‘Push polls’ muddy District 22

When northeast Salem’s Nomi Pearce received a nasty campaign mailer Saturday depicting Democrat Betty Komp with a Pinocchio nose, she thought nothing of it and tossed it into the recycling bin.

But a recent phone “poll” on the House District 22 race between Komp and Republican Al Shannon angered Pearce. The caller cited negative things about Komp and accused her of pushing a homosexual agenda in Oregon.

“I expect to get information in print or on TV that is very biased,” Pearce said. “This felt very different.”

Welcome to the tightest legislative race in the Salem area and, not coincidentally, the one with the most mudslinging.

“I think it is the nature of political campaigns today, particularly in close races,” said Geoff Sugerman, a Silverton political consultant. “It’s one of those things that you’re going to see in the waning days of the race.”

Komp’s campaign accuses Shannon of violating his pledge not to engage in “push polling” — political smears disguised to look like legitimate, scientific polls.

Shannon, who disavows any connection to those calls, said it is Komp’s side that has engaged in push polling, making calls accusing him of favoring “cop-killer bullets.”

The two sides’ campaign mailings are equally aggressive and of dubious accuracy.

House Democrats’ combined campaign sent mailings implying that Shannon favors a national sales tax and privatizing Social Security.

Mailings from the centralized House Republican campaign portray Komp as wanting to increase taxes and favoring a sales tax, and giving her a stretched Pinocchio nose for denying it.

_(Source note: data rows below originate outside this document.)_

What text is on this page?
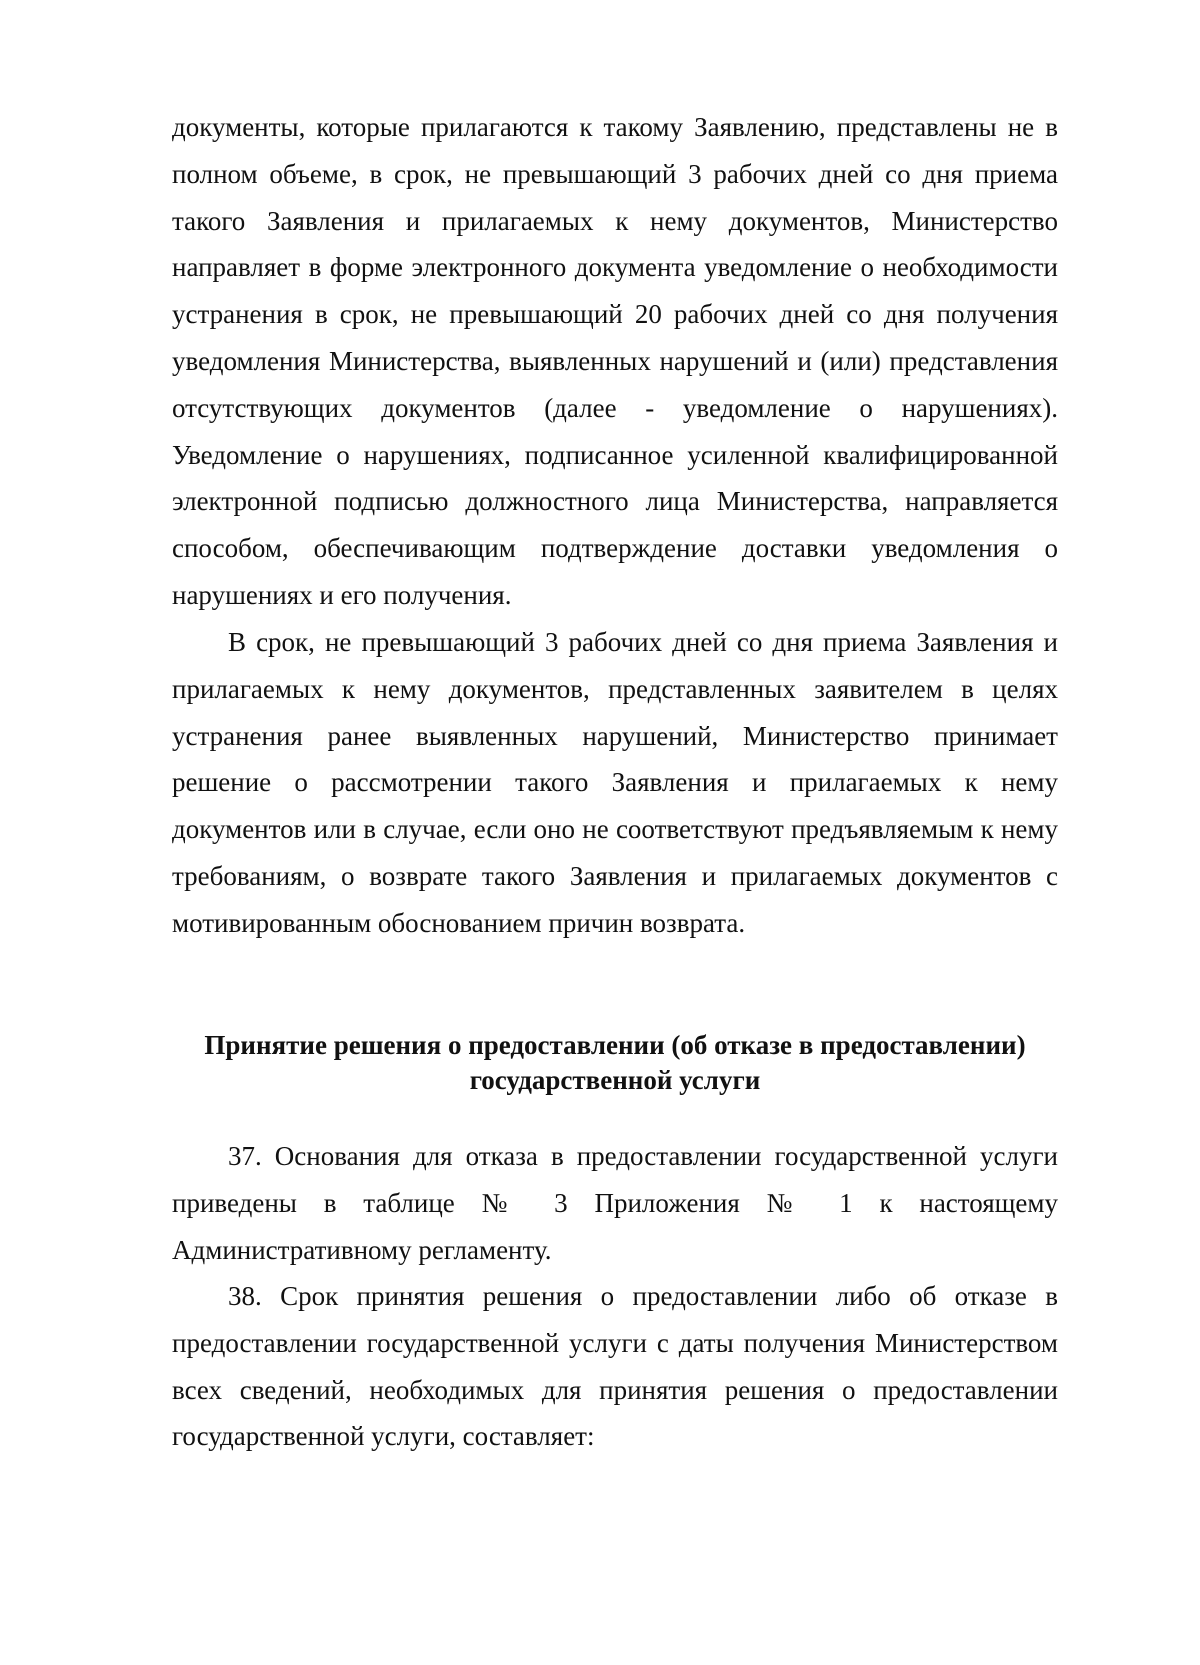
документы, которые прилагаются к такому Заявлению, представлены не в полном объеме, в срок, не превышающий 3 рабочих дней со дня приема такого Заявления и прилагаемых к нему документов, Министерство направляет в форме электронного документа уведомление о необходимости устранения в срок, не превышающий 20 рабочих дней со дня получения уведомления Министерства, выявленных нарушений и (или) представления отсутствующих документов (далее - уведомление о нарушениях). Уведомление о нарушениях, подписанное усиленной квалифицированной электронной подписью должностного лица Министерства, направляется способом, обеспечивающим подтверждение доставки уведомления о нарушениях и его получения.

В срок, не превышающий 3 рабочих дней со дня приема Заявления и прилагаемых к нему документов, представленных заявителем в целях устранения ранее выявленных нарушений, Министерство принимает решение о рассмотрении такого Заявления и прилагаемых к нему документов или в случае, если оно не соответствуют предъявляемым к нему требованиям, о возврате такого Заявления и прилагаемых документов с мотивированным обоснованием причин возврата.

Принятие решения о предоставлении (об отказе в предоставлении)
государственной услуги

37. Основания для отказа в предоставлении государственной услуги приведены в таблице № 3 Приложения № 1 к настоящему Административному регламенту.

38. Срок принятия решения о предоставлении либо об отказе в предоставлении государственной услуги с даты получения Министерством всех сведений, необходимых для принятия решения о предоставлении государственной услуги, составляет:
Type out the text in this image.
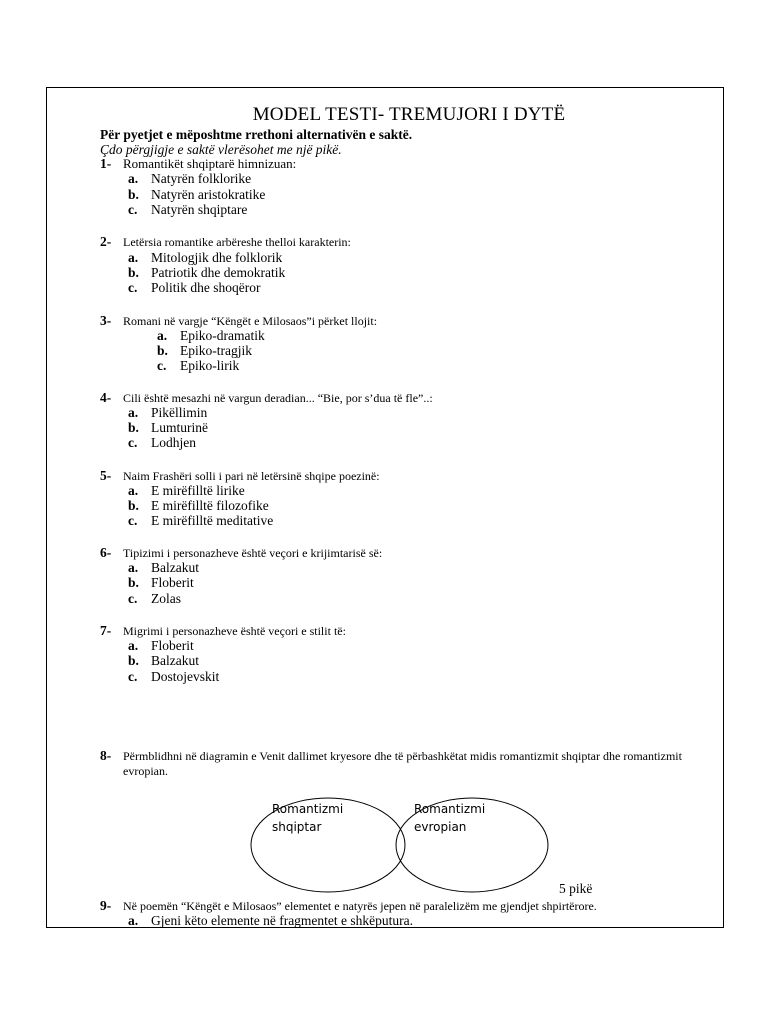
MODEL TESTI- TREMUJORI I DYTË
Për pyetjet e mëposhtme rrethoni alternativën e saktë.
Çdo përgjigje e saktë vlerësohet me një pikë.
1- Romantikët shqiptarë himnizuan:
a. Natyrën folklorike
b. Natyrën aristokratike
c. Natyrën shqiptare
2- Letërsia romantike arbëreshe thelloi karakterin:
a. Mitologjik dhe folklorik
b. Patriotik dhe demokratik
c. Politik dhe shoqëror
3- Romani në vargje “Këngët e Milosaos”i përket llojit:
a. Epiko-dramatik
b. Epiko-tragjik
c. Epiko-lirik
4- Cili është mesazhi në vargun deradian... “Bie, por s’dua të fle”..:
a. Pikëllimin
b. Lumturinë
c. Lodhjen
5- Naim Frashëri solli i pari në letërsinë shqipe poezinë:
a. E mirëfilltë lirike
b. E mirëfilltë filozofike
c. E mirëfilltë meditative
6- Tipizimi i personazheve është veçori e krijimtarisë së:
a. Balzakut
b. Floberit
c. Zolas
7- Migrimi i personazheve është veçori e stilit të:
a. Floberit
b. Balzakut
c. Dostojevskit
8- Përmblidhni në diagramin e Venit dallimet kryesore dhe të përbashkëtat midis romantizmit shqiptar dhe romantizmit evropian.
Romantizmi
shqiptar
Romantizmi
evropian
5 pikë
9- Në poemën “Këngët e Milosaos” elementet e natyrës jepen në paralelizëm me gjendjet shpirtërore.
a. Gjeni këto elemente në fragmentet e shkëputura.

The mailings illustrate how local candidates in Oregon are losing control of their own campaigns.

“It used to be, you gave the money to the candidate and the candidate decides how it’s used,” Sugerman said. But more and more campaign money is going straight from political action committees to party-controlled centralized campaigns.

“The funders are taking more and more control over the message,” Sugerman said.

House District 22, which includes North Salem, Woodburn and Gervais, is one of about a dozen close races that will determine the balance of power in the 2005 House of Representatives. Democrats hope to narrow the Republicans’ 35-25 majority and gain more clout in the 2005 legislative session.

In 2002, Republicans used a taped Komp comment ostensibly favoring a sales tax to eke out a 92-vote victory by candidate Cliff Zauner.

Democrats, who argue that Komp’s comments were taken out of context, went on the offensive this time.

They mailed fliers implying that Shannon supports a sales tax because he’s an “active member of the group that supports imposing a national sales tax on Oregon,” referring to the conservative Citizens for a Sound Economy.

That blunts the impact of GOP fliers reviving Komp’s disputed 2002 sales-tax remarks.

“It does confuse the voter,” said Russ Walker, Northwest director of Freedom Works/ Citizens for a Sound Economy. “There’s no way you can reverse that confusion.”

Another flier accuses Shannon of wanting to “gamble with our retirement,” because he is “active in a group trying to privatize Social Security.”

That could be potent given Woodburn’s large number of retirees.

“They’re making stuff up,” Shannon said of the Democrats’ mailers. “I have no idea where they’re getting that.”

Walker said Monday that his group doesn’t support a sales tax, and its proposal for private Social Security accounts shouldn’t be called privatization.

“I’m not a member of that group; never have been,” Shannon said of Citizens for a Sound Economy.

However, Walker said Shannon is a member.

Democrats produced a May 21, 2004, press release from his group labeling Shannon as one of its “reliable CSE activists.”

“When you’re a member or an activist, generally you agree with the positions of the organization,” said Jon Isaacs, campaign director for House Democrats. “Russ Walker and Citizens for a Sound Economy, they’re the masters of the guilt-by-association argument.”